There are many guides on creating SFTP-only accounts, however I found that most of them are outdated and do not make use of the features of OpenSSH. In this HOWTO I describe how I setup an SFTP account to allow a group of users to collaboratively maintain a website.
Requirements
For my SFTP account I had the following requirements:
- Support public key authentication;
- Use a chroot environment;
- Enforce SFTP only.
Configuration
First of all we need to create a group that is used to match the SFTP only users:
sudo groupadd -r sftponly
Now our users need to be made member of the sftponly group, when you create a new user you should use the -G sftponly option on the useradd command:
sudo useradd -m -G sftponly -b /home -s /bin/sh -c 'SFTP account for username' username
If you turn an existing user into an sftponly user you should user the options -a -G sftponly to the usermod command:
sudo usermod -a -G sftponly username
We also need to create the directory into which we will chroot our users, this directory must not be writeable for any of the chroot users, so keep root as owner:
sudo mkdir -p /path/to/chroot sudo chmod 0755 /path/to/chroot
For each user we need to create a directory into which they can write:
sudo mkdir -p /path/to/chroot/username sudo chown username:username /path/to/chroot/username sudo chmod 0700 /path/to/chroot/username
Next, you need to edit the /etc/ssh/sshd_config SSHD configuration and add a new Match to enforce sftp for members of the sftponly group.

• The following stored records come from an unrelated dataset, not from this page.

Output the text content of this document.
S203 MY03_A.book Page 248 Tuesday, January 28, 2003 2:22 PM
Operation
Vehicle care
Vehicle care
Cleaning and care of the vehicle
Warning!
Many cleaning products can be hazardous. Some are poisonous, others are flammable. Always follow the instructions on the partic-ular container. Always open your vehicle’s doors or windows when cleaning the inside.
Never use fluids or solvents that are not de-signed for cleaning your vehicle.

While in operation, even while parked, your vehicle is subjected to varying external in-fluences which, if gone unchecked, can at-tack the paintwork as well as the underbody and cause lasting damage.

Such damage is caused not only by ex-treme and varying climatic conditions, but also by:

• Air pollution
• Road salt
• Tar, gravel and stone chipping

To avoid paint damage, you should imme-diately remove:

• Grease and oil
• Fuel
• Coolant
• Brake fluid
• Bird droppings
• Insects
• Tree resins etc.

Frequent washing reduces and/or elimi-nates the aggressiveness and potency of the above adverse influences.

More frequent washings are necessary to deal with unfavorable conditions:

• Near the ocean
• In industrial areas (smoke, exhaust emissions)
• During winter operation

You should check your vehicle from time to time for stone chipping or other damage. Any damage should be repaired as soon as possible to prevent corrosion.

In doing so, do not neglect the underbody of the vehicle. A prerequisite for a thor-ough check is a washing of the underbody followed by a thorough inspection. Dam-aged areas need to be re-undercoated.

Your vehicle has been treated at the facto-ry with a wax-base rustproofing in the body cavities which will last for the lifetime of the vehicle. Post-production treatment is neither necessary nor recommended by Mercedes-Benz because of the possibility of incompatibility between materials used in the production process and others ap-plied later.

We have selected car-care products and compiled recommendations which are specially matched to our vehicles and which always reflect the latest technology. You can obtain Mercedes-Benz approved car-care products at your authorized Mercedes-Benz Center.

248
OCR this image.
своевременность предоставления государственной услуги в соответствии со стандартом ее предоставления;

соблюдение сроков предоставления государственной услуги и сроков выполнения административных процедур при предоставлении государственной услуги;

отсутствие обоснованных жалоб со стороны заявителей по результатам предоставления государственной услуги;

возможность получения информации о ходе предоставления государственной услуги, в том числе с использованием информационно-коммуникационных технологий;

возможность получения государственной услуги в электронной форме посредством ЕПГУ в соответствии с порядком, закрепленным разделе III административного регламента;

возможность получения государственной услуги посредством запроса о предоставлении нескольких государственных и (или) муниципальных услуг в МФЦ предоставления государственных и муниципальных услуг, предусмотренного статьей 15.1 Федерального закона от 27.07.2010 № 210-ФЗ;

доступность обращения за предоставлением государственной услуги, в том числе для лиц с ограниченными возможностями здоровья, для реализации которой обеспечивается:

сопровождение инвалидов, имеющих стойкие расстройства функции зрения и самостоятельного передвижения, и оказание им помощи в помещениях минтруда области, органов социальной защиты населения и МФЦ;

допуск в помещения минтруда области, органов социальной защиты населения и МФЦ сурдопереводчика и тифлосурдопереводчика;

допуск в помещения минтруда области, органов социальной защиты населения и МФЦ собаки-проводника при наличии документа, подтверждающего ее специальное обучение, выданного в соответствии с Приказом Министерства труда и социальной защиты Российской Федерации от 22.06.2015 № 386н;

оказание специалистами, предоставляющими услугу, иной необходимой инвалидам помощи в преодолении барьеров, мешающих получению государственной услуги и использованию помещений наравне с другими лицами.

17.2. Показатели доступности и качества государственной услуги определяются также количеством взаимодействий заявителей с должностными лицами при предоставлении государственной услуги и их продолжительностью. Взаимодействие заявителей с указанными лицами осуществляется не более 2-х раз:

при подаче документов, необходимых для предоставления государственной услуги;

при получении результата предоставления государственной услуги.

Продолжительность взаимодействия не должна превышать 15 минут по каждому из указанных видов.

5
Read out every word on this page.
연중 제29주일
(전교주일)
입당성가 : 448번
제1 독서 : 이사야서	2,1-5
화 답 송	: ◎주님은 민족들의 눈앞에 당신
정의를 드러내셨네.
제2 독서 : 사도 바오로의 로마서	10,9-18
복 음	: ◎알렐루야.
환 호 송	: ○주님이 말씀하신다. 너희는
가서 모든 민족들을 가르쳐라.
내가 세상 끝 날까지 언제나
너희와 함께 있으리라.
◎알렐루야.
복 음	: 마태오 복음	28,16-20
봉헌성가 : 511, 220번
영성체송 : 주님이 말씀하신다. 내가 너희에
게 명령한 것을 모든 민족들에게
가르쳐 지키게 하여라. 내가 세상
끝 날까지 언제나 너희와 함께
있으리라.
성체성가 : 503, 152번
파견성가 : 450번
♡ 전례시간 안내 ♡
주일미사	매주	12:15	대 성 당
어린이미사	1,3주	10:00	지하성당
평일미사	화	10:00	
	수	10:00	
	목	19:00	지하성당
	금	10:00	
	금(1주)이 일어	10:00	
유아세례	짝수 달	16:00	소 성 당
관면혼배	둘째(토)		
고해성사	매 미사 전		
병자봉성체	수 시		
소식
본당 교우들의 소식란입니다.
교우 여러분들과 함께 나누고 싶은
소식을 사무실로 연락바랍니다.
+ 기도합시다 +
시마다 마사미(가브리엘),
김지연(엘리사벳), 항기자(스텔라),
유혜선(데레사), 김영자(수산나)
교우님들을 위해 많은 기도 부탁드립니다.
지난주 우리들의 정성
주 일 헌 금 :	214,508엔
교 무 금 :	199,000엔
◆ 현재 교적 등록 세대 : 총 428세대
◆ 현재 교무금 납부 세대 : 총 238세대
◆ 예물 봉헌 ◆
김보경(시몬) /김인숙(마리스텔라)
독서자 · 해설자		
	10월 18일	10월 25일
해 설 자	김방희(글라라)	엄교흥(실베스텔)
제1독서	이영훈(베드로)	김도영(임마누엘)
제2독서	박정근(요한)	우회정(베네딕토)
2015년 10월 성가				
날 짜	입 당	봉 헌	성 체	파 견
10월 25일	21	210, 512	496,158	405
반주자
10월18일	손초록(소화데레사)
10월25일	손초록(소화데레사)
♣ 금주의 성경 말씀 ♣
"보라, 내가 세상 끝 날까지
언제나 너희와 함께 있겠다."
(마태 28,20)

Match Group sftponly ForceCommand internal-sftp ChrootDirectory /path/to/chroot PubkeyAuthentication yes
Finally we need to install the user’s public key in the home directory of the user. The public key is generated with the command ssh-keygen, and will be found in the home directory (~/.ssh/id_rsa.pub) of the user on his own computer. This file needs to be copied into the file containing the authorized keys on the server (~/.ssh/authorized_keys).
sudo mkdir ~username/.ssh sudo chown username:username ~username/.ssh sudo chmod 0700 ~username/.ssh sudo cat id_rsa.pub >> ~username/.ssh/authorized_keys sudo chown username:username ~username/.ssh/authorized_keys
Conclusions
With these steps I created a highly secured environment that allows users to upload files. This setup has significant advantages over old-fashioned FTP accounts. It is more secure than the plain text authentication of traditional FTP; it is more firewall friendly since it will only use a single port (22/tcp) and it does away with password authentication, which is one mayor risks on the internet.
Hi
I think there are 2 mistakes in this procedure.
sudo chown username:username /path/to/chroot/username
Must be
sudo chown username:sftponly /path/to/chroot/username
sudo chown username:username ~username/.ssh
Must be
sudo chown username:sftponly ~username/.ssh
Roy,
Thank you for your feedback. These settings do work as posted, however I assume that the system will create a primary group for the user with the same name as the username. If your system doesn’t you should use the appropriate primary group for the user instead.
I think you should not use the sftponly group for these directories, since that group doesn’t denote an intrinsic property of the user, but is used as an attribute to restrict the user’s privileges. It might be that the user’s privileges will be extended at some time and that therefor the user will no longer be member of this group. I would find it undesirable if some of the user’s files or directories were own by a group he is not a member of.
I was searching everywhere for something like this!
Do you think your howto is still correct, considering some of the newer features in OpenSSH > 6.6 ?
I only just learned about them and am trying to find out how others are incorporating this functionality into scp/sftp only configurations.
Bryan,
I reviewed the changes in recent OpenSSH versions and I think they do not affect these instructions.
David,
I want to thank you for posting this article on how to setup a SFTP environment using the internal-SFTP rather than OpenSSH sftp-server. This has helped reduce the amount of time it took me to set up a new server for our company and also understand how to lock users into their own directories. As of today, these commands are still viable.
I do have one question, have you found a way to default a user to their specific directory rather than having them dump into the CHRootDirectory? This may not be possible using SFTP so I didn’t know. VSFTPD allows each user to only have their home folder available.
Again, thank you very much!
> I do have one question, have you found a way to default a user to their specific directory rather than having them dump into the CHRootDirectory?
ChrootDirectory %h
This will map chroot directory to the user’s home directory.